Zikir de namaz kılmak, oruç tutmak vb. emirler gibi Allah'ın bir emridir. Bu açıdan Melâmîler, diğer tüm güzel isimleri (esmâ'ül hüsnâ) kendinde topladığı inancıyla Allah'ı "Allah" ismiyle zikrederler. Zikir, bir anlamda alınan her nefes için Allah'a teşekkür etmektir. (Siz beni zikredin, ben de sizi zikredeyim. Şükredin, nankörlerden olmayın... Bakara/152) Bu açıdan nefes alınan her anda sürekli Allah'ı zikretmeyi (anmayı/hatırlamayı) hedeflerler. Diğer yandan, sınırlandırılmış belli sayılarla (5 bin, 10 bin vb.), Allah'ın sadece bir niteliğini ifade eden güzel isimlerini anmayı zikir değil "tesbih/ isimlerini yüceltme" olarak değerlendirirler.
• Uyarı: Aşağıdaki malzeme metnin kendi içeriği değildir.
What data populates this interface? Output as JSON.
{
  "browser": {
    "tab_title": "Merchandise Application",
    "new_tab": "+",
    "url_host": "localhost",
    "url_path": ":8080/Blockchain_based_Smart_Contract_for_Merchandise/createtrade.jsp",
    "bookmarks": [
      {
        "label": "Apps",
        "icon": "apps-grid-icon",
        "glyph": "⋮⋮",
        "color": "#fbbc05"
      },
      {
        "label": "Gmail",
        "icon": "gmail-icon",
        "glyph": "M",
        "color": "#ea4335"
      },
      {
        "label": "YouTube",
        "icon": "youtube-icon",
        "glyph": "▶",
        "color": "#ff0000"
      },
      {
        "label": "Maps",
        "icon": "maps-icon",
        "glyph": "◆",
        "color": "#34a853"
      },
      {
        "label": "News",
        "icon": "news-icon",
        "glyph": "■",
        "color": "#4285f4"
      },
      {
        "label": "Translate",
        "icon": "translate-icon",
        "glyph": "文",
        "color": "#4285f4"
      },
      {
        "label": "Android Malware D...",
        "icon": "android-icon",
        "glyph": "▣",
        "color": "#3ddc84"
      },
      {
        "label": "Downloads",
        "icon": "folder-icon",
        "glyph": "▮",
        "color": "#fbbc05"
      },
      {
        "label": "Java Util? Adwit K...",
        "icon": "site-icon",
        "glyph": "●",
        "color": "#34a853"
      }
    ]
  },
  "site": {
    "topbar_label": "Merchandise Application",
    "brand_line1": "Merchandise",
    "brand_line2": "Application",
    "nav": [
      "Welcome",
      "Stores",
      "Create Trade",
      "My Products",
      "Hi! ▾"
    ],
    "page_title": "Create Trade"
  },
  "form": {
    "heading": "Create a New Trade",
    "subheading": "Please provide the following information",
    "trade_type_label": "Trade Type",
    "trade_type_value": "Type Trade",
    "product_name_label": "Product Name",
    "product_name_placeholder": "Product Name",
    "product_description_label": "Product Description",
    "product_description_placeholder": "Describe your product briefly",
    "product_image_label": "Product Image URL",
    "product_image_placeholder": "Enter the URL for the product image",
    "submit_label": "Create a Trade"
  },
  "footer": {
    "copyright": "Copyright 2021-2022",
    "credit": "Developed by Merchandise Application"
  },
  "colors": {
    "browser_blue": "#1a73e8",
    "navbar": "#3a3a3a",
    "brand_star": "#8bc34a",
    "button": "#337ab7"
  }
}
Çünkü Zikir her an ve bütünü ifade eden "Allah" ismiyle yapılmaktadır. Zikirde amaç, sadece kalbi mânevî kir ve hastalıklardan arındırmak değil; bununla birlikte Allah'ın tecellilerine (ortaya çıkış/görünme) karşı gafletten (dalgınlık/uyku/farkedemezlik) uyanmaktır. Zikir sayesinde elde edilen uyanış onlar için bir alt amaçtır; en büyük başarı ise yokluğun idraki ve mutlak varlığın yani Allah'ın varlığının keşfidir.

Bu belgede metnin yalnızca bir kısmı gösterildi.